目を開けたとき、ナナはすでに引き金を引いていた。


──いや、引いていたのは“記憶の中のナナ”だった。


「……うわ、懐かし。ここ……地下18区?」


周囲を見渡すと、見知った景色が広がっていた。

放棄された旧地下街。廃墟のような柱群。

それでもかつては、仲間たちと占拠していた拠点だった。


そしてすぐそばに──


「ナナ、援護頼む!俺が突っ込む!」


銃を持ち、走り出す男の背中。

そのシルエットに、ナナの心がざわついた。


「……レオ」


かつてのリーダー。

仲間であり、師匠であり、そして──恋人だった男。


今まさに、その背中が敵の砲火にさらされている。


「違う、やめて!それは罠だって……!」


叫んでも、届かない。

これは“過去の記録”。
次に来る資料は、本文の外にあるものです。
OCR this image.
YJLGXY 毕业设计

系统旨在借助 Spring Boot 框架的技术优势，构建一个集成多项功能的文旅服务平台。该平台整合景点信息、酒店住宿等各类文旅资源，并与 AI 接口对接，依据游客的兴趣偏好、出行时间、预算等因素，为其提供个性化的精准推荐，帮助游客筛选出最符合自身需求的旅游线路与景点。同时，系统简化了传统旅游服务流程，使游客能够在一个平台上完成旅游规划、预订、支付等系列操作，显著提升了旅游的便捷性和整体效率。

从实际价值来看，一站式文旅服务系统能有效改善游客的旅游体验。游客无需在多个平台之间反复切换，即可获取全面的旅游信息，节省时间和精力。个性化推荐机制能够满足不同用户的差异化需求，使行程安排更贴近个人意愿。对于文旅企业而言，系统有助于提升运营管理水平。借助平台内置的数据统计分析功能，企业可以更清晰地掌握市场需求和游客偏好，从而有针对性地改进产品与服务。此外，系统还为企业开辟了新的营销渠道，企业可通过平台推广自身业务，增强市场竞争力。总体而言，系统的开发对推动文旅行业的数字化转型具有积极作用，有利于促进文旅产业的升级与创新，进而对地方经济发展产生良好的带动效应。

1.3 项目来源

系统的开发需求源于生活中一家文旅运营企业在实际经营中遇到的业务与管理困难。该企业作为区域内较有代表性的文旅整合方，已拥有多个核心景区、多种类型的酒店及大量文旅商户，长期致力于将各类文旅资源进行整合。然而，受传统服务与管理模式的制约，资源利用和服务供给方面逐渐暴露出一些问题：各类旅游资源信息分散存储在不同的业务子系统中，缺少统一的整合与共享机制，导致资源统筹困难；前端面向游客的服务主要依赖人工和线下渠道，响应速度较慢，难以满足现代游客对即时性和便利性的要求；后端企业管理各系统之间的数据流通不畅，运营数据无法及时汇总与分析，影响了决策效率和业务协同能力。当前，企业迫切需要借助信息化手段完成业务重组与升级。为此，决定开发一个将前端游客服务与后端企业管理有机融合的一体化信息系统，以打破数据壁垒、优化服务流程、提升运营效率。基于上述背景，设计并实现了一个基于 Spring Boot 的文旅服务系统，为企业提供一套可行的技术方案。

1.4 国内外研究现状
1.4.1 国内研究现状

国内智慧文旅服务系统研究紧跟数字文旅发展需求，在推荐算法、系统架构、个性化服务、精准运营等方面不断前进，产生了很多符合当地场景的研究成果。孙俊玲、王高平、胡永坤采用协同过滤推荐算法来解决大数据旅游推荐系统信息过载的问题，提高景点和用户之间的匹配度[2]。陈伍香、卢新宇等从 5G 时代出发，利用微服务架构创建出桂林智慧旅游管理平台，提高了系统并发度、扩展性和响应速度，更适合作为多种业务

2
選択は、もう済んでいる。


レオは踏み込む。

そして──


「っ……!」


視界が爆ぜた。


銃弾の雨、飛び散る血、吹き飛ぶ身体。

彼は、ナナの目の前で崩れ落ちた。


「うそ……またこれ……!」


ナナは思わず腰を抜かす。


彼女にとってこれは、記録でも幻でもなかった。

ずっと胸に巣食い続けた、“自分が撃たせた後悔”。


「私が……私があの時、止めてれば……!」


記憶が巻き戻る。

何度も、何度も、レオが撃たれ続ける。


声が届かない。動きも変えられない。

永遠に続く地獄のようなリプレイ。


「やめろ……やめてよ……!」


彼女は、記憶の中で崩れ落ちたまま、何もできなかった。


そのときだった。


《適合者反応、特異干渉を確認》

《記憶領域:第一階層、再構成開始》


周囲が揺れ、世界が変質を始めた。


──これは、ただの追体験じゃない。

ナナの“意志”が反応し、記憶に歪みを与え始めていた。


ナナの目が、ゆっくりと見開かれる。


「これ……私の、記憶の中じゃない。